To course of longer texts with LangExtract, you retain the identical workflow however add three parameters:
extraction_passes runs a number of passes over the textual content to catch extra particulars and enhance recall.
max_workers controls parallel processing so bigger paperwork may be dealt with sooner.
max_char_buffer splits the textual content into smaller chunks, which helps the mannequin keep correct even when the enter could be very lengthy.
end result = lx.extract(
text_or_documents=input_text,
prompt_description=immediate,
examples=examples,
model_id="gemini-2.5-flash",
extraction_passes=3,
max_workers=20,
max_char_buffer=1000
)
Right here is the output. For brevity, I’m solely exhibiting a portion of the output right here.
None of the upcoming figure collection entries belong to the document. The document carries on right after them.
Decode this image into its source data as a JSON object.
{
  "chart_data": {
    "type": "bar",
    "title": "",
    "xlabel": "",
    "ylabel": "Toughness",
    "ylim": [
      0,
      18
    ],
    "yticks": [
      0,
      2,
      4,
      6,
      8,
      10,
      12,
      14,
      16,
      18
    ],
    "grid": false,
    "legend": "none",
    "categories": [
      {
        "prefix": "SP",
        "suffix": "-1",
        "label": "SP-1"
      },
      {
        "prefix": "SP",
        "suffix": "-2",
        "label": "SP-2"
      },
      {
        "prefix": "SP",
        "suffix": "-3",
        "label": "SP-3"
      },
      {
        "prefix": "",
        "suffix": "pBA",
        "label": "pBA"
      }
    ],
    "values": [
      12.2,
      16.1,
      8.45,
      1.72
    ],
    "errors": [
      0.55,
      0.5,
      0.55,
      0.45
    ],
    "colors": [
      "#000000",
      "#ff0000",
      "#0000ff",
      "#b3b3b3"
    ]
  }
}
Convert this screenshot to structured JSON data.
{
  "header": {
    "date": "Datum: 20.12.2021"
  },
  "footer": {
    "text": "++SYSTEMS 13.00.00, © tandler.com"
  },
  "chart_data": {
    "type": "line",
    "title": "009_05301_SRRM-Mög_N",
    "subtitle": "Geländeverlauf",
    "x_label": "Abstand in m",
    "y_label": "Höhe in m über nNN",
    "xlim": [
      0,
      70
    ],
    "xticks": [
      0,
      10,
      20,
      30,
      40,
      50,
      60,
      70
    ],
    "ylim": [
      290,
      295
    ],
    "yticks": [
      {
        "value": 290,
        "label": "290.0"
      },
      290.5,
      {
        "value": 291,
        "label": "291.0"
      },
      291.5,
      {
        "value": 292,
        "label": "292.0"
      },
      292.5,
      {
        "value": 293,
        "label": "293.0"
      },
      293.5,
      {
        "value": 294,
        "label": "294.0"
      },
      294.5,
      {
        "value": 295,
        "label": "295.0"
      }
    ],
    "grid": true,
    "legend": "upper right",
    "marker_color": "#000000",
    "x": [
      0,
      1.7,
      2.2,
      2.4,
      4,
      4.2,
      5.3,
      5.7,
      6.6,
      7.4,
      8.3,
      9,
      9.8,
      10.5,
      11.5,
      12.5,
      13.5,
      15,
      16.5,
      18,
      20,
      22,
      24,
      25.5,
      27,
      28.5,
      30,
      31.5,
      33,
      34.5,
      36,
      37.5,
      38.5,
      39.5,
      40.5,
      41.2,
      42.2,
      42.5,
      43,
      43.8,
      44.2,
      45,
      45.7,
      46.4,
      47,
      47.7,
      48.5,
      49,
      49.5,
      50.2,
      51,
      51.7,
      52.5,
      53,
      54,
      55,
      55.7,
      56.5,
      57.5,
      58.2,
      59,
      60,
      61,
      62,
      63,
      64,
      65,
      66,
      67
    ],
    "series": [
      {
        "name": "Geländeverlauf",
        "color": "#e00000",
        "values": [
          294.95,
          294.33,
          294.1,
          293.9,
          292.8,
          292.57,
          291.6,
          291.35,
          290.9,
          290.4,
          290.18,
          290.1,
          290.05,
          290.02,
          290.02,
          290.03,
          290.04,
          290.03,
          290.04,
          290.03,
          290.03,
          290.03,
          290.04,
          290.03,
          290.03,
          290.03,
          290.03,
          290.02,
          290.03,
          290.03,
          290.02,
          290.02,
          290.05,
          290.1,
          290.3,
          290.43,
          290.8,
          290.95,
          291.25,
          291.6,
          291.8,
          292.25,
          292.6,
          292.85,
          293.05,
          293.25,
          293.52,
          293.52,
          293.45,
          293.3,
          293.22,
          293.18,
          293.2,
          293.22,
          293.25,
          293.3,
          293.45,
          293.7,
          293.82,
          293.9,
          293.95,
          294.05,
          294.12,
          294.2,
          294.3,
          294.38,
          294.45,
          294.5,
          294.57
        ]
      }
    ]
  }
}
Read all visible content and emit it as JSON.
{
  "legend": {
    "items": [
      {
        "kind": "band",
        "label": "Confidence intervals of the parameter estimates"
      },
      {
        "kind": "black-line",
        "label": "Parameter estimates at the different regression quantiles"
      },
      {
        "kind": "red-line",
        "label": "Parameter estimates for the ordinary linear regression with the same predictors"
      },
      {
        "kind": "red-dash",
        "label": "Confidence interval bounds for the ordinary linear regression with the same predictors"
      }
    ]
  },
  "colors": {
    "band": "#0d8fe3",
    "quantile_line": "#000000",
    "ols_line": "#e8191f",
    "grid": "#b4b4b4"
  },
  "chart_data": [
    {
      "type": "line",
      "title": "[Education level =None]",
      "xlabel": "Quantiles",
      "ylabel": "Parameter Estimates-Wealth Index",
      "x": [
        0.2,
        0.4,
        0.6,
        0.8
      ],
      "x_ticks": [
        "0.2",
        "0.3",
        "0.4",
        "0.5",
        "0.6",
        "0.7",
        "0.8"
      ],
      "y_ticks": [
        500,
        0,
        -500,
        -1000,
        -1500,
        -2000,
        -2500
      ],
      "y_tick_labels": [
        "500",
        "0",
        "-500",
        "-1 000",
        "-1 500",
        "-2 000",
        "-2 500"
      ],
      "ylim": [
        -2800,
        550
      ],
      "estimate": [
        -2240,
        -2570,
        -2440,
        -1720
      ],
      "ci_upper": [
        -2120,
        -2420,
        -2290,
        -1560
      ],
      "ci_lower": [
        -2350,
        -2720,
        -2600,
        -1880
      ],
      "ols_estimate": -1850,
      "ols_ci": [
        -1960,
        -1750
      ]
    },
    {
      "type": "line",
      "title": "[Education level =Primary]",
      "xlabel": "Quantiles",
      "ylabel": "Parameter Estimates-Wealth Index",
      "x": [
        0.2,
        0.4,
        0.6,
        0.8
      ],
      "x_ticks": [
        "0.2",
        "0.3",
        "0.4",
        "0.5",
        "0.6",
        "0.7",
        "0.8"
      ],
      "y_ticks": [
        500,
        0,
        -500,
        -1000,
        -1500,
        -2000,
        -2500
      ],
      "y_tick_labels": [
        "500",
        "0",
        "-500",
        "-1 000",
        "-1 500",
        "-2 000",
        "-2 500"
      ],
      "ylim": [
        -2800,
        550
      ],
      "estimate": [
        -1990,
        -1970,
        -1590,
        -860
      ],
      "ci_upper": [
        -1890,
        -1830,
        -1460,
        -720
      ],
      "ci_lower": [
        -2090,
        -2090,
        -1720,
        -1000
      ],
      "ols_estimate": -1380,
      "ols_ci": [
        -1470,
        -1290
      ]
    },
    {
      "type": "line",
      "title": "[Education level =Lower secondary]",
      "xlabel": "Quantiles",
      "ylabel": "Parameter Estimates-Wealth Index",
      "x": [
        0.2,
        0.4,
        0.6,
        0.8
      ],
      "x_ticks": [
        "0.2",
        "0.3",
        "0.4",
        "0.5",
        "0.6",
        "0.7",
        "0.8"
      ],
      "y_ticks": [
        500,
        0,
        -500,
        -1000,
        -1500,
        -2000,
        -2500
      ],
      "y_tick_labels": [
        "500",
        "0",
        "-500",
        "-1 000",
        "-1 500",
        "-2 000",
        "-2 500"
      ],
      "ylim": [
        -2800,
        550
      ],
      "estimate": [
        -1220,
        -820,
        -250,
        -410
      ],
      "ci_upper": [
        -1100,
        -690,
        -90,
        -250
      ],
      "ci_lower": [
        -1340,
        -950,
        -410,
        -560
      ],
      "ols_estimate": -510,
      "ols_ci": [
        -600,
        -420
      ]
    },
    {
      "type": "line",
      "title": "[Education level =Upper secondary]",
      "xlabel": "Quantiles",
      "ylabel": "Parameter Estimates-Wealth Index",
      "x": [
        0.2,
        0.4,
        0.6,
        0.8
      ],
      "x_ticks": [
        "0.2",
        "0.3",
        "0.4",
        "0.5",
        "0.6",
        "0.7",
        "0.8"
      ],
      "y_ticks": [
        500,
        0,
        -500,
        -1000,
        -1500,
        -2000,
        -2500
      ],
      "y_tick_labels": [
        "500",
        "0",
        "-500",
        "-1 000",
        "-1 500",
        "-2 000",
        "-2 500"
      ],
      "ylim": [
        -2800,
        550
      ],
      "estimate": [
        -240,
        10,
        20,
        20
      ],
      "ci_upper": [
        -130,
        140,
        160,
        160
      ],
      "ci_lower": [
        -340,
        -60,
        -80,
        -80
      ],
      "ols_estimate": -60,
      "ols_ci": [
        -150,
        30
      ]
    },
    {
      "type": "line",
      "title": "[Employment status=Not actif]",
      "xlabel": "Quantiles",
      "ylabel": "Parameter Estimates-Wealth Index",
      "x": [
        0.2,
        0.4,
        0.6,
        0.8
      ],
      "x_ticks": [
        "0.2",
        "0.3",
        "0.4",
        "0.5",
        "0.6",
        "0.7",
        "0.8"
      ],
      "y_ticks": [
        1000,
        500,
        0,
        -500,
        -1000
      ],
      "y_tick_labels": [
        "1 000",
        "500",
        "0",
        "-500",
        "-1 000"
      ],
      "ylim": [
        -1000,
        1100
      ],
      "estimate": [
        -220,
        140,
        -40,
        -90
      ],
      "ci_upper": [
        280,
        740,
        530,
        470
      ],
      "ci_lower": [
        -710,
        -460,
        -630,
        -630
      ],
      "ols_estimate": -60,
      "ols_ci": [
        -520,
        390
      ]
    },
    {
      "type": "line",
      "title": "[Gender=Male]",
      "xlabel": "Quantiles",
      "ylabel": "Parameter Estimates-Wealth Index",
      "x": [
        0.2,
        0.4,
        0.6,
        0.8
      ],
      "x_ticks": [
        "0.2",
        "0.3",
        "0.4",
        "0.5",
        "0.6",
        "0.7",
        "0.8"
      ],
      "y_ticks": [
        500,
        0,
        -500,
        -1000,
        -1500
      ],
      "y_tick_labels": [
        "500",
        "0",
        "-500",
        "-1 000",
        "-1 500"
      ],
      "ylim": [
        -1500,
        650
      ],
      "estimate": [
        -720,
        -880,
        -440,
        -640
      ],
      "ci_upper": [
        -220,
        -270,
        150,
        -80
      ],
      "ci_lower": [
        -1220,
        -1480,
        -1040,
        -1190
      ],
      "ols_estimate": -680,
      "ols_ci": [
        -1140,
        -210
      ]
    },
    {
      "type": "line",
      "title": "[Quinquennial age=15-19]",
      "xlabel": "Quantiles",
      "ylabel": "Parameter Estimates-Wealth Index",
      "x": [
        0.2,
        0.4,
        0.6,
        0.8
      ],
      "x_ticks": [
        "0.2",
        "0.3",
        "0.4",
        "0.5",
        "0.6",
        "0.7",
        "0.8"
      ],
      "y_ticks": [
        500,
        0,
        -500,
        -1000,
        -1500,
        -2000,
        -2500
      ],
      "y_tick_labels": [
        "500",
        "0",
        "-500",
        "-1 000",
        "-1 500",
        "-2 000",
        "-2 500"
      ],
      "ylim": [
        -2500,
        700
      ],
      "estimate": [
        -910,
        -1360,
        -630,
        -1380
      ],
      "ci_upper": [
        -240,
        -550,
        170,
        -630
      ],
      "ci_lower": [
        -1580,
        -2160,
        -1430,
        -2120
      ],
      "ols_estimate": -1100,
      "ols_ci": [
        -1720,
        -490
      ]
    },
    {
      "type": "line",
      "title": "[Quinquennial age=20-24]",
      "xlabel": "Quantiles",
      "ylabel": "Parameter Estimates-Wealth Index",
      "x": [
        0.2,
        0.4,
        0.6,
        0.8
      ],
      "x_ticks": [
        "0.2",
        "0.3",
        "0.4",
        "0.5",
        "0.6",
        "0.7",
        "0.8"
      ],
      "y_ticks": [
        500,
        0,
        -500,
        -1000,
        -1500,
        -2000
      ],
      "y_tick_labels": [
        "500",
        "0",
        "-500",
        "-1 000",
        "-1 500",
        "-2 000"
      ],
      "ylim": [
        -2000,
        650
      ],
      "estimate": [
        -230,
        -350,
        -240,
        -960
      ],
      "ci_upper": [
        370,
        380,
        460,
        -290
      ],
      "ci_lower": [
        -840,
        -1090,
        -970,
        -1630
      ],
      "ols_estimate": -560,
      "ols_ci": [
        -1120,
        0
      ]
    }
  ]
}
If you would like, you may also cross a doc’s URL on to the text_or_documents
parameter.
Utilizing LangExtract with Native fashions through Ollama
LangExtract isn’t restricted to proprietary APIs. You may also run it with native fashions by means of Ollama. That is particularly helpful when working with privacy-sensitive scientific knowledge that may’t go away your safe setting. You may arrange Ollama regionally, pull your most well-liked mannequin, and level LangExtract to it. Full directions can be found within the official docs.
Conclusion
For those who’re constructing an info retrieval system or any software involving metadata extraction, LangExtract can prevent a big quantity of preprocessing effort. In my ADR experiments, LangExtract carried out effectively, accurately figuring out drugs, dosages, and reactions. What I observed is that the output straight is dependent upon the standard of the few-shot examples offered by the person, which suggests whereas LLMs do the heavy lifting, people nonetheless stay an essential a part of the loop. The outcomes have been encouraging, however since scientific knowledge is high-risk, broader and extra rigorous testing throughout numerous datasets continues to be wanted earlier than transferring towards manufacturing use.